One of the interesting things that came out of the Lisa Ann Jules Jordan story is how the use of the term “master” has changed in a relatively very short period of time.
If you are old school like me and date back to before films were shot on digital cameras or rapes then you know that the camera masters were the absolute MOST valuable copy of the video. The reason is because in those days, when everything was analog you lost quality with every copy generation, so typically you made copies of your camera masters…those were called second generation copies, you then used those to edit, creating the edit masters, which were third generation copies, from those you made your duplication masters which were fourth generation copies and from those you made the product for the cutomer typically those would be fifth or sixth generation masters….and remember ever generation loses sme quality from the generation before it, so by the eith generation the quality was usually bad enough that it was starting to be unwatchable.
As you might understand those camera masters being the original first generation video were lik gold, you protected those at all costs.
Digital video changed that, when you make a digital copy of a digital master there is no generation loss the copy is in every way identical to the source. These days as is the case with Lisa Ann’s “masters” the term is used a bit differently because her masters are actually digital files the duplication master is in every way exactly as good quality as the camera master.
When the video is compressed to fit on DVD there is some quality loss in the compression but a copy of a copy of a caopy of a copy of the DVD you bought in a store looks exactly like the DVD you bought in the store because as long as it is a copy and not recompressed it is identical in every way.
So you hear a lot of old schoolers saying that we would never allow the masters out of our hands…and that is true…but a copy of a digital master is identical in quality to the master
These days we typically create an edit master from digital copies of our original masters that edit master contains all the edits, effects, titling etc and is wha is sent to the duplicators for mass creation of the product (DVD, BluRay etc)
These are still called masters but you send one to your distributor who sends it to the duplicator to do your duplication, it is this master that Lisa Ann wants returned…not the camera masters, she has those.
But to understand think of it this way if I am distributing your product for you and I have edit masters or duplication masters I have the ability to do nefarious things with those masters so if I am no longer distributing your product you would not want me to have those masters because I could use them to do evil things to you, like create compilations and duplicate your product and sell it for 1 dollar a DVD. so it would be understandable that you would want any and all copies of your product returned.

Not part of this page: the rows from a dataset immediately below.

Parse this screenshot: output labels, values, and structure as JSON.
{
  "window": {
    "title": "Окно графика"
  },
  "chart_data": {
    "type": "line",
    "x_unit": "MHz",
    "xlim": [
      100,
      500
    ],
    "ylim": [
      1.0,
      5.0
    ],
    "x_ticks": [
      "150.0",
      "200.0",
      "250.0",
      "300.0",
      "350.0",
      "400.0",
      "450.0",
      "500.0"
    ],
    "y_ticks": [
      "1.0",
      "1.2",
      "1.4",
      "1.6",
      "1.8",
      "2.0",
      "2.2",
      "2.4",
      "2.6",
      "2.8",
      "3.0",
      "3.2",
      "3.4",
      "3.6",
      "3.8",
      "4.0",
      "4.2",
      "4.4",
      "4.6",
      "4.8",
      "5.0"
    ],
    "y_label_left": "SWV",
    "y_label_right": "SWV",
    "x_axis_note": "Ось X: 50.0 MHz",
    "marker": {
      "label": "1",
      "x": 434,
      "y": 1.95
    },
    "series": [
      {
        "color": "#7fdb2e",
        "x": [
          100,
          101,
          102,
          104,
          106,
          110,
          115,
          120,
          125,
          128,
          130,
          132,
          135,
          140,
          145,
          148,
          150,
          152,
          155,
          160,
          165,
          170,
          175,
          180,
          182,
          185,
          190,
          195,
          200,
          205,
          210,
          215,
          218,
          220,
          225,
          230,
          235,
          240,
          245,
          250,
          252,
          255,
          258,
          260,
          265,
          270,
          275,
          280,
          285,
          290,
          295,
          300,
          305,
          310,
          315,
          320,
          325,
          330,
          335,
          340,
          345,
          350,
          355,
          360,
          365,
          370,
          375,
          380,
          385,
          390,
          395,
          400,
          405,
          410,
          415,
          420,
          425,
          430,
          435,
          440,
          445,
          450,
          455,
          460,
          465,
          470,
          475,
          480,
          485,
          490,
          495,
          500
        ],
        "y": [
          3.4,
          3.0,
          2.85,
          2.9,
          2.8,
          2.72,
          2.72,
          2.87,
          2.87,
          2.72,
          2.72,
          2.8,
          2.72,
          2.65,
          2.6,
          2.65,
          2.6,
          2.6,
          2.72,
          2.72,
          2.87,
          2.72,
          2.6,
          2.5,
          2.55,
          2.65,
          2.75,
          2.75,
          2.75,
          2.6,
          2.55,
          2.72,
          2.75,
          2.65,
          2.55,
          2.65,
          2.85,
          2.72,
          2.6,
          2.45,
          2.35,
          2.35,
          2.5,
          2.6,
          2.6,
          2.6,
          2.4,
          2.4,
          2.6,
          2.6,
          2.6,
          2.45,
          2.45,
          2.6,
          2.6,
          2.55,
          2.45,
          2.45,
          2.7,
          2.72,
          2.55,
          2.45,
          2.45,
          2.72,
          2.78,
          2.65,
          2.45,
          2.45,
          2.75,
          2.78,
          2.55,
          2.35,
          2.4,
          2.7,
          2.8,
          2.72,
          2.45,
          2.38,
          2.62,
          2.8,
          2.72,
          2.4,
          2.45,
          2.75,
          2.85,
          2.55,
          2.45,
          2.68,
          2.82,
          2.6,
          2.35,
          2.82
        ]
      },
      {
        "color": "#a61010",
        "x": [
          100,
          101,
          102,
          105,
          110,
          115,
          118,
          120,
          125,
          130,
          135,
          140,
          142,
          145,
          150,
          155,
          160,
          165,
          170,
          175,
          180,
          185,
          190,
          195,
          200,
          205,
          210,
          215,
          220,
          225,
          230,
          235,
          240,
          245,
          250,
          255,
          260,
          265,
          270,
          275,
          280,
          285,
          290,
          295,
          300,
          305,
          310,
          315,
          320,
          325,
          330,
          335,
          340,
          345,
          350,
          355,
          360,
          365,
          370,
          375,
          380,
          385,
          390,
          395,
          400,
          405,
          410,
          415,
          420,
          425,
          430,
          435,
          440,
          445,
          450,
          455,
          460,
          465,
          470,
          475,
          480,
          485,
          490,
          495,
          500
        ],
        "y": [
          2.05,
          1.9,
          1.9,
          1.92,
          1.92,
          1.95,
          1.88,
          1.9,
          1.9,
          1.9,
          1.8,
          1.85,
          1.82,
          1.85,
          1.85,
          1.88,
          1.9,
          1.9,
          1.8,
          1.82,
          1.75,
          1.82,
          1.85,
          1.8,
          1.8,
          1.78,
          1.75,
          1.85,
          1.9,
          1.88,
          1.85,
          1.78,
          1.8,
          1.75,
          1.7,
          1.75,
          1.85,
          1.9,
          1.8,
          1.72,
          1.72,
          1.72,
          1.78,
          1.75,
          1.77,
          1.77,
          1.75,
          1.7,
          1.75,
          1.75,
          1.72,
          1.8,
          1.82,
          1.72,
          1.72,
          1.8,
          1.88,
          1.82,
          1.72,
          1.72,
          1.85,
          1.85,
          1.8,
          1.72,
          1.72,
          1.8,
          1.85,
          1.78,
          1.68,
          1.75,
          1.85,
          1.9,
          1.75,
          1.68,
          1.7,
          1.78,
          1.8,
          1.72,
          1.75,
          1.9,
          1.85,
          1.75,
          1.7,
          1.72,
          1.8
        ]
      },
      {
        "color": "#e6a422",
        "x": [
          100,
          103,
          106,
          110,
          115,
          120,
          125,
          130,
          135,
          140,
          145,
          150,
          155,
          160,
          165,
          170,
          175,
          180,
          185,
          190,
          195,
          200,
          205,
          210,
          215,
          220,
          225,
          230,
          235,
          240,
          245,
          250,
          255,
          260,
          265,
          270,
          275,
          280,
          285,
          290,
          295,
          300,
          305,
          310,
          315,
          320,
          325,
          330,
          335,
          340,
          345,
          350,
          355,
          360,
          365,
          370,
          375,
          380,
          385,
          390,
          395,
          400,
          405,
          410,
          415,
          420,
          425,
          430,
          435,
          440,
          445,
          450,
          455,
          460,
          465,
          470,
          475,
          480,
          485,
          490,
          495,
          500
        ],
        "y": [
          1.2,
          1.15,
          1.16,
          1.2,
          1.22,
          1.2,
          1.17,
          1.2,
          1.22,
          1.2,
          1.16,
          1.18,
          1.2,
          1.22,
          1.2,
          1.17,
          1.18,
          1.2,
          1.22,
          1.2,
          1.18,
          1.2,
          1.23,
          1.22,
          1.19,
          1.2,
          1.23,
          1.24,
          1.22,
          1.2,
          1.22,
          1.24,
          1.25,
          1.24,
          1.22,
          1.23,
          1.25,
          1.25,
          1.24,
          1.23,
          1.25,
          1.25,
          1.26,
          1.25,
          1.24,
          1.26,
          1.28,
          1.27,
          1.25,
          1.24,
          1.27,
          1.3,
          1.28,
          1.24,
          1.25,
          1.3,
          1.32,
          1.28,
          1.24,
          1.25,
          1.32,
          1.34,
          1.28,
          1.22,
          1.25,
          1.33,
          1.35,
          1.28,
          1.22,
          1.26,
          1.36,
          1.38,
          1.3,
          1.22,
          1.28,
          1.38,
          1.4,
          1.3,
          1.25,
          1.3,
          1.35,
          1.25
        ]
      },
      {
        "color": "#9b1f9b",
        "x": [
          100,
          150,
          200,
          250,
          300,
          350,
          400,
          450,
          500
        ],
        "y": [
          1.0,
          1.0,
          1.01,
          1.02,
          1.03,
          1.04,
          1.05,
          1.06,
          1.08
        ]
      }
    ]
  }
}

I am not saying Jules Jordan would or would not do evil shit, but to ask for it all back is common business practice, as is returning it. Just remember that the term master has a very different meaning these days than it did when each copy of a copy was lower in quality than the copy before it. All of my analog masters are and always will be in my possession even though they have all been converted to digital these days…but back before digital that camera master was the best the video would ever look so they were much more tightly guarded.
3 Responses
When Is A Master A Master http://t.co/NYVxND8hRz
Agreed….very good point.
It’s just like when people go on about piracy today being no different from the VCR or cassette tapes… mind numb fucks who can’t understand the difference between the degraded copy of a copy of a copy and a pure perfect digital reproduction of something.
Digital changes everything, and generally not for the good.